LLMs have limited Context windows, so this provides helpful functionality for having greater control over the context without throwing away potentially valuable information.
A simple example of a filter might limit how many messages to send:
func LimitMessagesFilter(max int) FilterFunc {
return func(ctx context.Context, msgs []*Message) ([]*Message, error) {
if len(msgs) > max {
return msgs[len(msgs)-max:], nil
}
return msgs, nil
}
}
Filters are configured as options when creating the agent:
a := agent.New(c, agent.WithFilter(LimitMessagesFilter(5)))
Checks are the response side of filters: it's a convenient way to intercept responses from the provider chain.

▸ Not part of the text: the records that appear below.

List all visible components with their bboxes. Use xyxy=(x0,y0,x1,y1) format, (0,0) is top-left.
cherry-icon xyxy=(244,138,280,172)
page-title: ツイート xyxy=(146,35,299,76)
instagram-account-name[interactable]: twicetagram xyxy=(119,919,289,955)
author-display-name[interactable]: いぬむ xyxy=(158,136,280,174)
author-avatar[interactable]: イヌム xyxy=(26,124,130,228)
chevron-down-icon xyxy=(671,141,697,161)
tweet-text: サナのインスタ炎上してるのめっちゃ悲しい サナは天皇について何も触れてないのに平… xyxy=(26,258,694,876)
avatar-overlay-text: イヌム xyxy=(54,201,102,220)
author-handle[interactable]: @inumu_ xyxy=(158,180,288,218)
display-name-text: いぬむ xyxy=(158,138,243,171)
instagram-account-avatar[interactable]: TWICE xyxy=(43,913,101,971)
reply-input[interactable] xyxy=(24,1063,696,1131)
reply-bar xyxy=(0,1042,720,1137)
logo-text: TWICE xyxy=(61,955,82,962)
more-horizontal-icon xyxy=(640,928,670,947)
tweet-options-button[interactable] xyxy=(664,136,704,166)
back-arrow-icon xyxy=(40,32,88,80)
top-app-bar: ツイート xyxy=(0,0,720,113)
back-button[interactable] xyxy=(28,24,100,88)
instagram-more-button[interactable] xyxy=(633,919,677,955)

func hasSecret(ctx context.Context, msg *agent.Message) error {
c, _ := msg.Content(ctx)
if strings.Contains(c, "secret") {
return errors.New("has a secret")
}
return nil
}
Checks are configured as options when creating the agent:
a := agent.New(c, agent.WithCheck(hasSecret))
A core capability for building an Agent is providing tools. Tools allow the agent the perform actions autonomously.
func hello() (string, error) {
return "Hello World", nil
}
// Empty parameters
params := jsonschema.Definition{
Type: "object",
Properties: map[string]jsonschema.Definition{},
}
ts := tools.New()
ts.Add("hello", "receive a welcome message", params, hello)
a := agent.New(c, agent.WithTools(ts))
Behind the scenes, WithTools
middleware will intercept tool invocations and
run the provided function as an agent step.
Messages can include image data:
imgData, _ := os.ReadFile("camera.jpg")
m := agent.NewImageMessage(agent.RoleUser, "please explain", "camera.jpg", imgData)
a.AddMessage(m)
See example
An Agent Set allows an LLM to start a dialog with another LLM. It exposes two new tools for your primary agent to call:
-
agent_start
- starts an agent -
agent_stop
- stops an agent
as := agentset.New()
as.Add("eyes", EyesAgentStartFunc())
ts := tools.New()
ts.AddTools(as.Tools())
a := agent.New(c, set.WithAgentSet(as))
This is an example of advanced control flow that is supported by the design of Agent. The implementation of AgentSet required no modifications to Agent core.
Each message may contain a set of attributes that are not directly used by the LLM, but can provide important contextual clues for other parts of the application.
m := agent.NewContentMessage(agent.RoleUser, "content...")
m.SetAttr("summary", getSummary())
A special case of attributes with no content are Tags:
m := agent.NewContentMessage(agent.RoleUser, "content...")
m.Tag("important")
This works well with filters.
The API for retrieving the content of a message is designed to support more than simply returning a string.
content, err := m.Content(context.Background())
if err != nil {
fmt.Fprintf(os.Stderr, "error getting message content: %v\n", err)
os.Exit(1)
}
Messages support running functions to dynamically generate content.
func generateSystem(ctx context.Context) (string, error) {
currentDate := time.Now().Format("2006-01-02")
content := fmt.Sprintf("System Message - Date: %s", currentDate)
return content, nil
}
msg := agent.NewDynamicMessage(agent.RoleSystem, generateSystem)
a.AddMessage(msg)
Agents are designed to operate in "steps" by calling:
msg, err := a.Step(context.Background())
A step is generally a single message sent to the LLM and the response returned. Middleware such as Tools can intercept those steps and run other actions instead.
For prototypes, tools or other simple use cases, it may be helpful to run Step automatically until some end condition is detected. There are some built-in helpers to support this.
RunUntil
provides some sugar for running steps until either the context is
canceled or a provided function returns true
.
count := 0
func runTwice(ctx context.Context) bool {
count++
return count == 2
}
err := agent.RunUntil(context.Background(), a, runTwice)
One common usecase is to run an Agent until the Assistant responds to the user
(rather than run tools). This can be easily configured with the StopOnReply
check function.
a := agent.New(c, agent.WithCheck(agent.StopOnReply))
err := Run(context.Background(), a)
These patterns may not be appropriate for production applications where full control over the stopping of an agent is likely desired. These patterns should be adapted as needed.